From this you can see that the control shows a high aggregation on metastatic cells, compared to the edited Gabra3 which shows a considerable difference in metastasis proving that the A-to-I edited Gabra3 has a positive effect in reducing metastasis.

The edited edition of Gabra3 works because the unedited Gabra3 is a cell surface molecule and the A-to-I edited Gabra3 decreases the expression of the Gabra3 therefore reduces the activation of the AKT pathway so cell migration reduced.

Edited and unedited Gabra3 were in vivo tested in MDA-MB-436 cell line to look at the interaction between the two Gabra3 molecules. They were added in an equal 1:1 ratio, the results of this show that the edited Gabra3 has the ability to suppress AKT pathway activation as a result of the unedited Gabra3 by 50%.

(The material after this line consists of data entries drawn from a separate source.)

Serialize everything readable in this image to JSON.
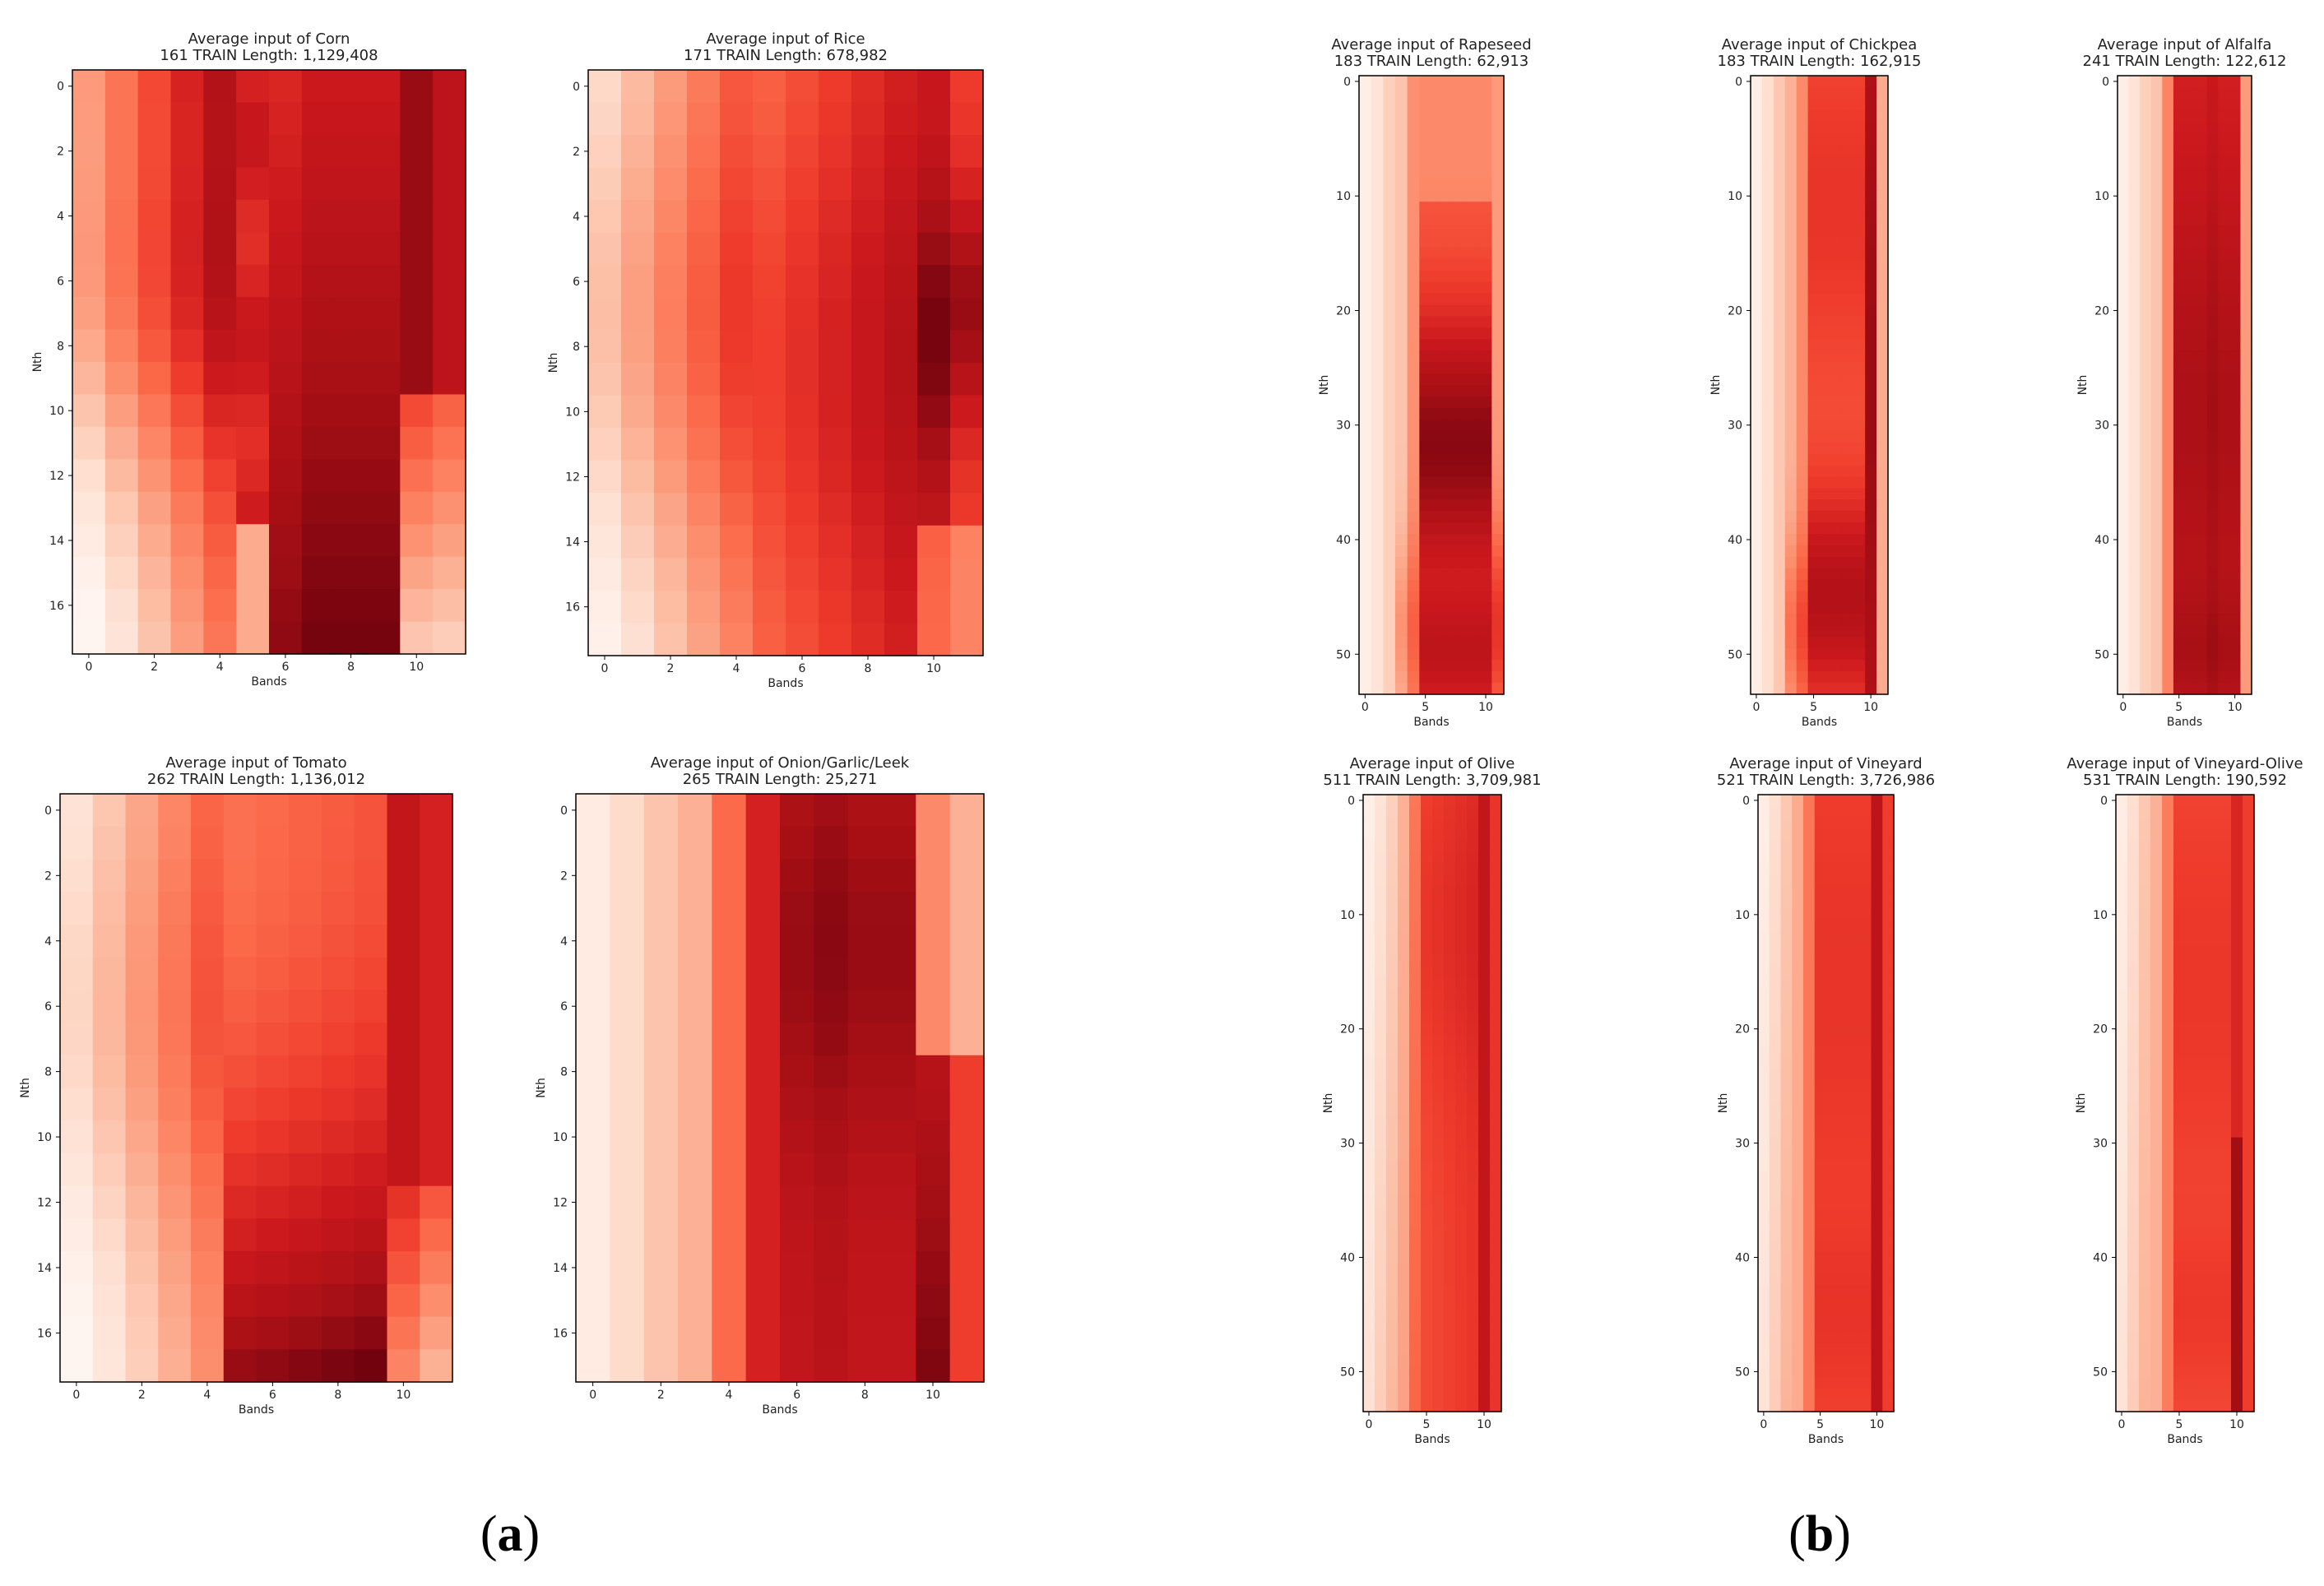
{
  "panel_labels": {
    "a": {
      "open": "(",
      "letter": "a",
      "close": ")"
    },
    "b": {
      "open": "(",
      "letter": "b",
      "close": ")"
    }
  },
  "chart_data": [
    {
      "type": "heatmap",
      "panel": "a",
      "title": [
        "Average input of Corn",
        "161 TRAIN Length: 1,129,408"
      ],
      "xlabel": "Bands",
      "ylabel": "Nth",
      "cols": 12,
      "rows": 18,
      "shape": "corn",
      "xticks": [
        0,
        2,
        4,
        6,
        8,
        10
      ],
      "yticks": [
        0,
        2,
        4,
        6,
        8,
        10,
        12,
        14,
        16
      ]
    },
    {
      "type": "heatmap",
      "panel": "a",
      "title": [
        "Average input of Rice",
        "171 TRAIN Length: 678,982"
      ],
      "xlabel": "Bands",
      "ylabel": "Nth",
      "cols": 12,
      "rows": 18,
      "shape": "rice",
      "xticks": [
        0,
        2,
        4,
        6,
        8,
        10
      ],
      "yticks": [
        0,
        2,
        4,
        6,
        8,
        10,
        12,
        14,
        16
      ]
    },
    {
      "type": "heatmap",
      "panel": "a",
      "title": [
        "Average input of Tomato",
        "262 TRAIN Length: 1,136,012"
      ],
      "xlabel": "Bands",
      "ylabel": "Nth",
      "cols": 12,
      "rows": 18,
      "shape": "tomato",
      "xticks": [
        0,
        2,
        4,
        6,
        8,
        10
      ],
      "yticks": [
        0,
        2,
        4,
        6,
        8,
        10,
        12,
        14,
        16
      ]
    },
    {
      "type": "heatmap",
      "panel": "a",
      "title": [
        "Average input of Onion/Garlic/Leek",
        "265 TRAIN Length: 25,271"
      ],
      "xlabel": "Bands",
      "ylabel": "Nth",
      "cols": 12,
      "rows": 18,
      "shape": "onion",
      "xticks": [
        0,
        2,
        4,
        6,
        8,
        10
      ],
      "yticks": [
        0,
        2,
        4,
        6,
        8,
        10,
        12,
        14,
        16
      ]
    },
    {
      "type": "heatmap",
      "panel": "b",
      "title": [
        "Average input of Rapeseed",
        "183 TRAIN Length: 62,913"
      ],
      "xlabel": "Bands",
      "ylabel": "Nth",
      "cols": 12,
      "rows": 54,
      "shape": "rapeseed",
      "xticks": [
        0,
        5,
        10
      ],
      "yticks": [
        0,
        10,
        20,
        30,
        40,
        50
      ]
    },
    {
      "type": "heatmap",
      "panel": "b",
      "title": [
        "Average input of Chickpea",
        "183 TRAIN Length: 162,915"
      ],
      "xlabel": "Bands",
      "ylabel": "Nth",
      "cols": 12,
      "rows": 54,
      "shape": "chickpea",
      "xticks": [
        0,
        5,
        10
      ],
      "yticks": [
        0,
        10,
        20,
        30,
        40,
        50
      ]
    },
    {
      "type": "heatmap",
      "panel": "b",
      "title": [
        "Average input of Alfalfa",
        "241 TRAIN Length: 122,612"
      ],
      "xlabel": "Bands",
      "ylabel": "Nth",
      "cols": 12,
      "rows": 54,
      "shape": "alfalfa",
      "xticks": [
        0,
        5,
        10
      ],
      "yticks": [
        0,
        10,
        20,
        30,
        40,
        50
      ]
    },
    {
      "type": "heatmap",
      "panel": "b",
      "title": [
        "Average input of Olive",
        "511 TRAIN Length: 3,709,981"
      ],
      "xlabel": "Bands",
      "ylabel": "Nth",
      "cols": 12,
      "rows": 54,
      "shape": "olive",
      "xticks": [
        0,
        5,
        10
      ],
      "yticks": [
        0,
        10,
        20,
        30,
        40,
        50
      ]
    },
    {
      "type": "heatmap",
      "panel": "b",
      "title": [
        "Average input of Vineyard",
        "521 TRAIN Length: 3,726,986"
      ],
      "xlabel": "Bands",
      "ylabel": "Nth",
      "cols": 12,
      "rows": 54,
      "shape": "vineyard",
      "xticks": [
        0,
        5,
        10
      ],
      "yticks": [
        0,
        10,
        20,
        30,
        40,
        50
      ]
    },
    {
      "type": "heatmap",
      "panel": "b",
      "title": [
        "Average input of Vineyard-Olive",
        "531 TRAIN Length: 190,592"
      ],
      "xlabel": "Bands",
      "ylabel": "Nth",
      "cols": 12,
      "rows": 54,
      "shape": "vineyard_olive",
      "xticks": [
        0,
        5,
        10
      ],
      "yticks": [
        0,
        10,
        20,
        30,
        40,
        50
      ]
    }
  ]
}
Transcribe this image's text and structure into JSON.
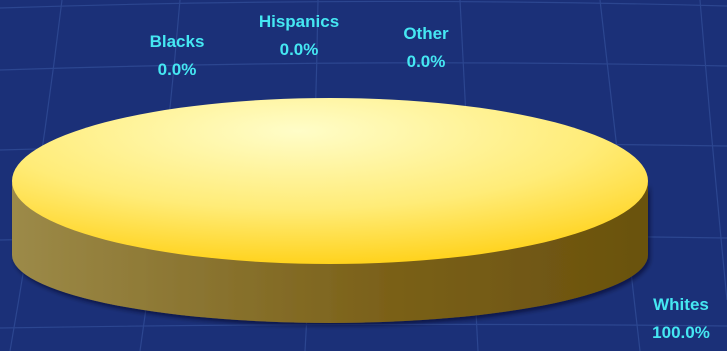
{
  "chart_data": {
    "type": "pie",
    "style": "3d",
    "title": "",
    "slices": [
      {
        "label": "Blacks",
        "value_text": "0.0%",
        "value": 0.0
      },
      {
        "label": "Hispanics",
        "value_text": "0.0%",
        "value": 0.0
      },
      {
        "label": "Other",
        "value_text": "0.0%",
        "value": 0.0
      },
      {
        "label": "Whites",
        "value_text": "100.0%",
        "value": 100.0
      }
    ],
    "colors": {
      "background": "#1b3078",
      "grid_lines": "#2c4690",
      "pie_top_light": "#fffbb8",
      "pie_top_dark": "#ffd21a",
      "pie_side_light": "#b8a35a",
      "pie_side_dark": "#6a5310",
      "label_color": "#45e7f2"
    }
  }
}
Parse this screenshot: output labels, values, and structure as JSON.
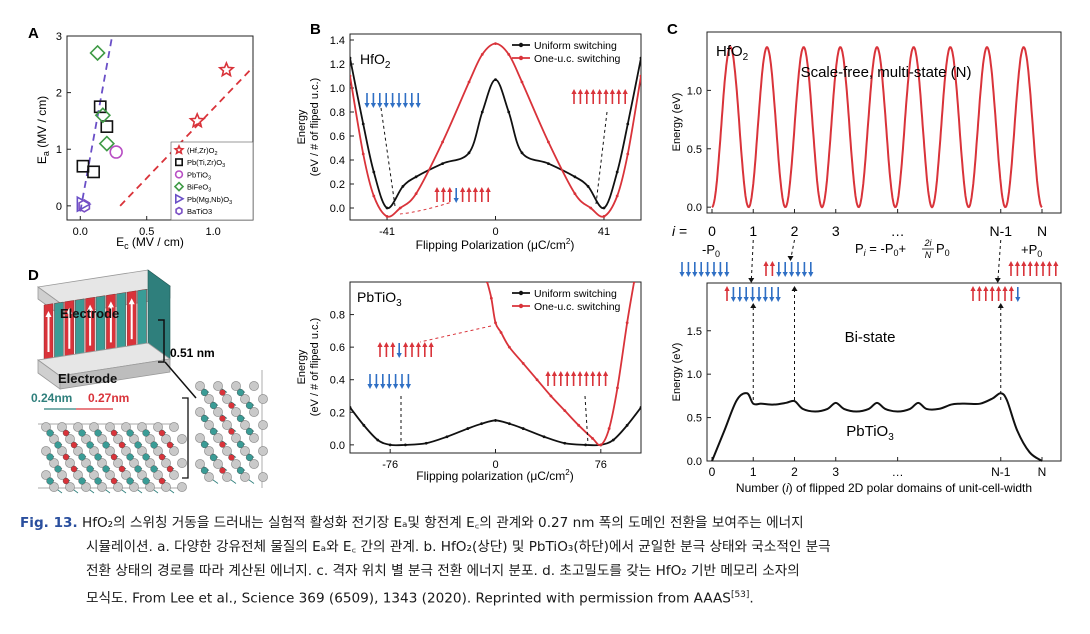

How Gabra3 causes metastasis is unknown, it’s been proven to activate the AKT pathway causing series of chain reactions that leads to cell migration. Stem cells are believed to contribute extensively to metastasis, Gabra3 increases this stem cell production. By observing the stem cell population with the addition of the edited Gabra3 it showed that the edited Gabra3 actually has no effect on stem cell populations. This also confirms that it is the unedited Gabra3 causing a substantial increase in stem cell population.

Future importance

Patient fatality due to breast cancer is either therapy resistance or the development of metastasis. That’s why this study is so important with options to either target Gabra3 specifically using shRNA or increasing the A-to-I edited Gabra3 production.

As Gabra3 is already a tried and tested molecule it already has FDA approval increasing its viability. In addition with this new evidence showing that Gabra3 has a significant importance and effect on cell migration and metastatic development further testing and experimentation on Gabra3 holds the solution to reducing patient fatalities caused by breast cancer.